This is the sports industry reading list, your weekly (or thereabouts) guide to what you ought to be reading if your business is sport or you’re simply interested in how sport is organised, funded and governed around the world. As always, there’ll be a mix of profiles, features, interviews, opinion pieces and the occasional audio treat from a wide range of sources including newspapers, specialist websites, sports industry trade publications and social platforms like LinkedIn and Medium. Sounds good, right? That’s the intro. Now, to business:
This week’s sports industry must-reads
- Sport, ultimately, is an events business and that’s underlined brilliantly in this extended, superbly illustrated multimedia feature on the official Juventus club website. This guide to the scale and complexity of a regular matchday at Juventus Stadium is packed full of interesting nuggets and well worth your time; it’s exactly what major sports teams should be doing more of.
- A useful and timely piece here from Daniel Johnson of the Daily Telegraph on the most powerful man in Formula One, Donald Mackenzie, as his CVC Capital Partners celebrates (and I’m not sure that’s the right word at all) ten years of ownership.
- Sticking with Formula One, if you have a spare hour or so you could do worse than listening to this podcast, hosted by Motor Sport magazine’s Ed Foster, featuring Ross Brawn and Nick Fry reflecting on the remarkable 2009 season, which culminated with Jenson Button crowned as world champion. Fry and Brawn were part of the management buy-out of the Honda team and this is a great insight into how Brawn GP came to be.
- It’s been a terribly sad few days for the world of professional cycling. Following the death of Antoine Demoitié, who was hit by a motorcycle covering the Gent-Wevelgem race on Saturday, this commentary, by Neal Rogers of Cycling Tips, is a personal reflection on events and an examination of what the implications might be for the sport and how it is broadcast.
- Standby for the San Francisco Deltas. A good piece here as the Guardian’s Jack Williams introduces us to the group of Silicon Valley investors looking to create an NASL team driven by technology.

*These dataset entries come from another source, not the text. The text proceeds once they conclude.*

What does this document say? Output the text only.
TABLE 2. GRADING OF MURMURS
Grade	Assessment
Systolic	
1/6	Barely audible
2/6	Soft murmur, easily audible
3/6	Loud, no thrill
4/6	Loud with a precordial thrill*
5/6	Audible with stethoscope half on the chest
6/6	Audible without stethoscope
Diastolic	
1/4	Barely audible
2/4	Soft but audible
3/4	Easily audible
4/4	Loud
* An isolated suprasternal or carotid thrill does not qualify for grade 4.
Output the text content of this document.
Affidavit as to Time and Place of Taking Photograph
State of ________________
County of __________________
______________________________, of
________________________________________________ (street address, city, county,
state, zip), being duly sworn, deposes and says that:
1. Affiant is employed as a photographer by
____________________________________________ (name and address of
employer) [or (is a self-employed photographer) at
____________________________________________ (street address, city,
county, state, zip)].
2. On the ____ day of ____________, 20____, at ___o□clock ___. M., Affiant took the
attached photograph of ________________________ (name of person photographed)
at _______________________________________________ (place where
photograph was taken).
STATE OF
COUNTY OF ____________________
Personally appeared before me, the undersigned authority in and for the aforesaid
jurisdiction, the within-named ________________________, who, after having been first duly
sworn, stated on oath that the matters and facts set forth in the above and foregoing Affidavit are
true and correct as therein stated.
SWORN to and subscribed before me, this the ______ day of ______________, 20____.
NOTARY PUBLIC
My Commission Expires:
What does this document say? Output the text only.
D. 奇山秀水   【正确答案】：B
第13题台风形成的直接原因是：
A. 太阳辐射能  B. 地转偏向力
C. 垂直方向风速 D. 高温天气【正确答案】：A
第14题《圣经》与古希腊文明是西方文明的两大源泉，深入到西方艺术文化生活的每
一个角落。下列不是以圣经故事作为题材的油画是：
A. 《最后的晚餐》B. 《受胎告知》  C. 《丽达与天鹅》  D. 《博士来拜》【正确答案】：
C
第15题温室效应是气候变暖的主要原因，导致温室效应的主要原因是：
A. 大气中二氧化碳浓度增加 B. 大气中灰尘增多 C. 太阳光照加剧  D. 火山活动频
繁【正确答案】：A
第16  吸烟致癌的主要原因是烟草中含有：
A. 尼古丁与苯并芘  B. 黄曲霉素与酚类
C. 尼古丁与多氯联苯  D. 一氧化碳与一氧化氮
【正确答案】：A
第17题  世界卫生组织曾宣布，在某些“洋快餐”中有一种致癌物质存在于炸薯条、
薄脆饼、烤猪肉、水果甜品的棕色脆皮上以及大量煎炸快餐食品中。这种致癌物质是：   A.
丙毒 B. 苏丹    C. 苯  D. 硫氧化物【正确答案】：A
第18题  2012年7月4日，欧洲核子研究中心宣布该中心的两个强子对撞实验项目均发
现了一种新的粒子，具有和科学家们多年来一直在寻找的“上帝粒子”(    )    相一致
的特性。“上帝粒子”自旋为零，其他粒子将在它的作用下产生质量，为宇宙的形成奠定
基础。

- Staying on the West Coast, here’s something worth reading on the NFL’s team that’s preparing to land there. Regular readers will know that I love a logistics piece: here’s MMQB’s Robert Klemko with the fascinating tale of how the Rams are actually relocating and preparing for a nomadic few seasons as they wait for Stan Kroenke’s gleaming new stadium to be built.
- There’s no doubt that Dick Pound is currently one of world sport’s most influential figures, given his role as chairman of the independent WADA commission which revealed the extent of Russian doping in athletics and the failures of the sport’s governing body. Here’s a typically excellent profile of the Canadian, by the New York Times’ Christopher Clarey.
- With Major League Baseball’s opening day approaching, there’s been a fair few pieces in recent days chronicling the disputes between regional sports networks and cable operators, and the creaking broadcast model behind them. Joe Flint and Matthew Futterman, writing in the Wall Street Journal, examined the battleground featuring the New York Yankees, the YES network which airs its games and Comcast, which has blacked them out in a payment dispute since November.
- If you’re not reading up on Leicester City, then you should be (you know, just in case). Two pieces worth your time here. The first is Swiss Ramble’s extensive nose through the club’s finances and the second is a detailed look at whether Leicester’s run at the Premier League title is a happy one-off or a sign of things to come by Soccernomics’ Stefan Szymanski. Both pieces, as you’d expect, are riveting reads.
- And finally, in the week when the UK’s Independent newspaper was printed for the final time, a reflective blog (also well worth reading, incidentally) by former staffer Nick Harris linked to his excellent behind-the-scenes piece with Leeds United from December 1999. It was a time when Leeds were themselves Premier League challengers and it’s a great reminder of how far major sports teams (sadly, not a description which can be applied to Leeds any longer) have come in just over a decade and a half.